As Whitey Forsman said when he accepted the award for Pacific Seafood in the category of Large Business of the Year, “Without our village, we could not survive or be able to do the things we do.”
Natalie Reiger, who accepted the award for Sunflower Flats in the category of Small Business of the Year echoed this sentiment and added, “Our family has been the biggest part of our village.”
Perhaps the night was best captured in the words of Paul Daniels, as he accepted the award for Developmental Project of the Year for the Garibaldi Village Apartments:
“We believe in Tillamook County,” he said. “Can you feel the energy? Tillamook County is reviving and coming to life and it is because of all of your people here tonight.”
This idea that it takes all of us participating in order for one of us to be successful couldn’t be more true in a small, rural community like ours. We need to reach out and take care of each other. We need to support, refer, and respect our fellow businesses and neighbors.
It was evident that this sentiment was shared as I stood on stage and watched our community raise money for Dean Burdick and his family. Dean just recently returned home after emergency surgery to remove a brain tumor, and we were blessed that he and his family could join us at the banquet. As a surprise we asked everyone who wanted to help with his medical costs to make a donation of any size. In a room with just under 300 people, we raised $7,585 for the Burdicks. It left me speechless to see that level of love and support for one of our citizens, and yet honored to be a part of a community that takes care of its own the way we do. Thank you.
We were also able to pay tribute to LeeAnn Neal, who passed away last year. LeeAnn was a beacon of journalistic integrity in our community and one who will be severely missed by many of us. If you didn’t know LeeAnn personally, you likely knew of her work with the Tillamook County Pioneer, which has become a go-to place for local and immediate news.
“LeeAnn was my friend, and a friend to so many people in this room,” said Mary Faith Bell, Chamber Board President. “She was the heart and soul of the Tillamook County Pioneer.”
In honor of LeeAnn’s life, we named her the Exceptional Citizen of Tillamook County, and the Chamber has agreed to sponsor a bench in her name at Kilchis Point Reserve.
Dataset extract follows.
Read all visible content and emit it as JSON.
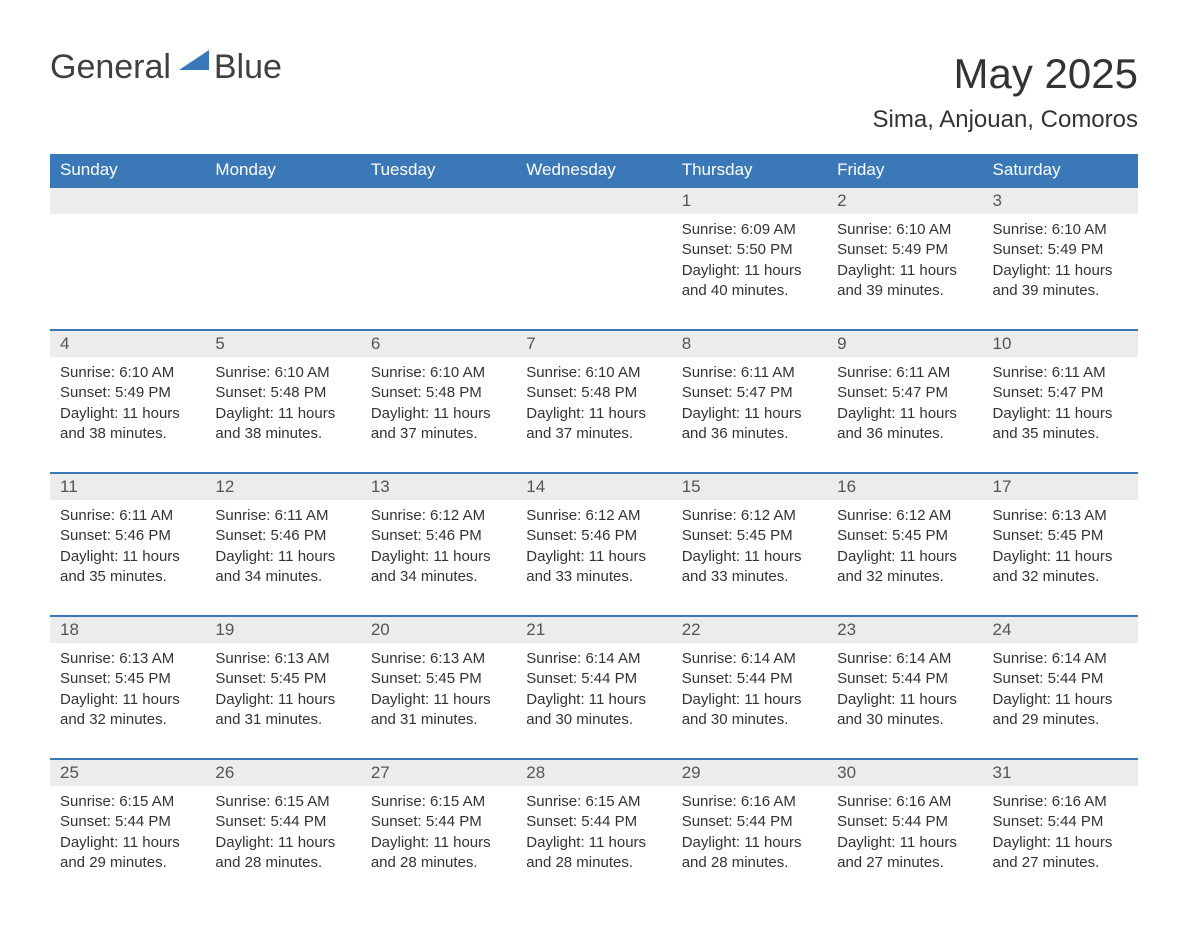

You can look for her bench this Spring.
And last but not least, Connie Green was named Citizen of the Year. Connie has been a personal mentor of mine, and someone our community has turned to time and time again for her wisdom, her generosity, and her passion. She has been a teacher, an optimist, a leader and a shepherd. As Mayor Suzanne Weber said, the benefits of Connie’s actions will sustain us long after her retirement. Connie has been a member of our Chamber Board for many years now and we can’t thank her enough for everything she’s done for our community.
I would also like to especially thank our sponsors of the evening: Pelican Brewing Co.; Visit Tillamook Coast; Pacific Seafood; Hampton Lumber Co.; The Griffin House; US Bank; and the Tillamook County Creamery Association.